2023年2月に発売されたばかりの「V Code」コレクションは、力強さを秘めた“V”のフォルムとパールの柔らかな光沢のコントラストが印象的。エッジの効いたデザインで、エイジレスなスタイルが叶えられそうです。
ミキモトの「M」から着想を得た「M Collection」には、ブランドの矜恃である高品質のパールを日常から纏うことができる多彩なジュエリーがそろっているのが魅力。「M」のあしらい方はあくまでもさりげなく、モダンでいながら、「見る人が見たらわかる」というような奥ゆかしさも共存する稀有な存在感を放ちます。
2022年に登場した新作モデルのイヤーカフとリングは、肌なじみのよいイエローゴールドに上品な光沢のパールがあしらわれ、洗練された印象に。

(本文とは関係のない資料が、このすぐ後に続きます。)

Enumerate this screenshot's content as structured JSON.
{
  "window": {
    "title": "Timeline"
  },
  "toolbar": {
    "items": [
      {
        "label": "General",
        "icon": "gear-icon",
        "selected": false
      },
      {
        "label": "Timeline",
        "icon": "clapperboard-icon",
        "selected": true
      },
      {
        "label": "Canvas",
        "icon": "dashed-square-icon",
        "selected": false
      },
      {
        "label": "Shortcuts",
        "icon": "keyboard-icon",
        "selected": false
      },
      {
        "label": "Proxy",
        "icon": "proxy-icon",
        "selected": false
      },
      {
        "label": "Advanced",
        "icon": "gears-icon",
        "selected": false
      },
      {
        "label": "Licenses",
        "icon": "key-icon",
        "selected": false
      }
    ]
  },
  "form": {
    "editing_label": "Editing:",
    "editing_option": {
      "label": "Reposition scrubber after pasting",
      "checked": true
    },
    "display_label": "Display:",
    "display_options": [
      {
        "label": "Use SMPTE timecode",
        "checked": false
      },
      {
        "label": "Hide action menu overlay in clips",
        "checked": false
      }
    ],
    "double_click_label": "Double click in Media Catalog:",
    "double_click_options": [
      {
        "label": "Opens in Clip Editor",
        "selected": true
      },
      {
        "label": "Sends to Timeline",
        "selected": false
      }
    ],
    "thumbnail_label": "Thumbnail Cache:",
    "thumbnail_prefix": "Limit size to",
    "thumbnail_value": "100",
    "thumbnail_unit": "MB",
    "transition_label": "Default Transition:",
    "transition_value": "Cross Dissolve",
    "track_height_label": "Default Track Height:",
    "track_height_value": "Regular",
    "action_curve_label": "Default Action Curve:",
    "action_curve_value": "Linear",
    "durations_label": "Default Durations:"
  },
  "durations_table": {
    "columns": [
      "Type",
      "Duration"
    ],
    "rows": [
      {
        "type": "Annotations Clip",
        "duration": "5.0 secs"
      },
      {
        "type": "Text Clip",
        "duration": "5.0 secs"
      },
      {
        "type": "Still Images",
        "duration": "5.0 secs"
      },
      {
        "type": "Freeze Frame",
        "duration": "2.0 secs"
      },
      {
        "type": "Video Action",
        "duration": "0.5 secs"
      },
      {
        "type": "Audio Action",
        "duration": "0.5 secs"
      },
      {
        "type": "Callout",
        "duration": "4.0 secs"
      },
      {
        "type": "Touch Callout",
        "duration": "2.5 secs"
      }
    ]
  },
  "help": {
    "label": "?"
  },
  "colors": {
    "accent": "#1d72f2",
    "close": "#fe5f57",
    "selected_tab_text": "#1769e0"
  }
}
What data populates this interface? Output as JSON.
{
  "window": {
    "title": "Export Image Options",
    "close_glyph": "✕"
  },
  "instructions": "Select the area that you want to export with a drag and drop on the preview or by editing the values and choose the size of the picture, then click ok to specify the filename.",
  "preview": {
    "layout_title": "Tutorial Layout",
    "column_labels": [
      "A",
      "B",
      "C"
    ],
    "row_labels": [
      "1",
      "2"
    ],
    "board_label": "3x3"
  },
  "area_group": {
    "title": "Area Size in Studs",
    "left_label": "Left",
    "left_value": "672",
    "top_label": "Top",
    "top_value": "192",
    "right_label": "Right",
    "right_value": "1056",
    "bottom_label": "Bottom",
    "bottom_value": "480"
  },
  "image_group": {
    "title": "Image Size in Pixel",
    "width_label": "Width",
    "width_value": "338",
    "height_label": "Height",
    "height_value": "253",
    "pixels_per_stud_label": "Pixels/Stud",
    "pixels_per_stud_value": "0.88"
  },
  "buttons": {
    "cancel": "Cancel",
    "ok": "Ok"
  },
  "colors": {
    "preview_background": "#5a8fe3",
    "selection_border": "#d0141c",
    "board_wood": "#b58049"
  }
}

ミキモトのイメージを、いい意味で鮮やかに覆した漆黒のパールジュエリーコレクション「PASSIONOIR」。パールのジェンダーレス化を加速させるクールな表情は、若い世代はもちろん、成熟した大人の装いのスパイスにもぴったり! ファッションのプロからも絶大な人気を集めています。
振り返ってみても「真珠のネックレスといえば冠婚葬祭」というイメージは10代のころからまったくありませんでした。子どもなりに、パールは自由に楽しんでこそ美しいと感じていたからかもしれません。とはいえ、やはりもっと大人にならないと本当に似合わないというのもわかっていて、だからこそ「真珠の似合う女性」に強い憧れを抱き、また、「真珠の似合う女性」は私にとって「素敵な大人の女性」と同義語でした。長じて、果たして「真珠の似合う女性」になれたか自信はありませんが、「パールのジュエリーをしていると綺麗に見える」と褒められることも少なくなく(笑)、パールには女性を美しく見せてくれる魔力があることは確信しています。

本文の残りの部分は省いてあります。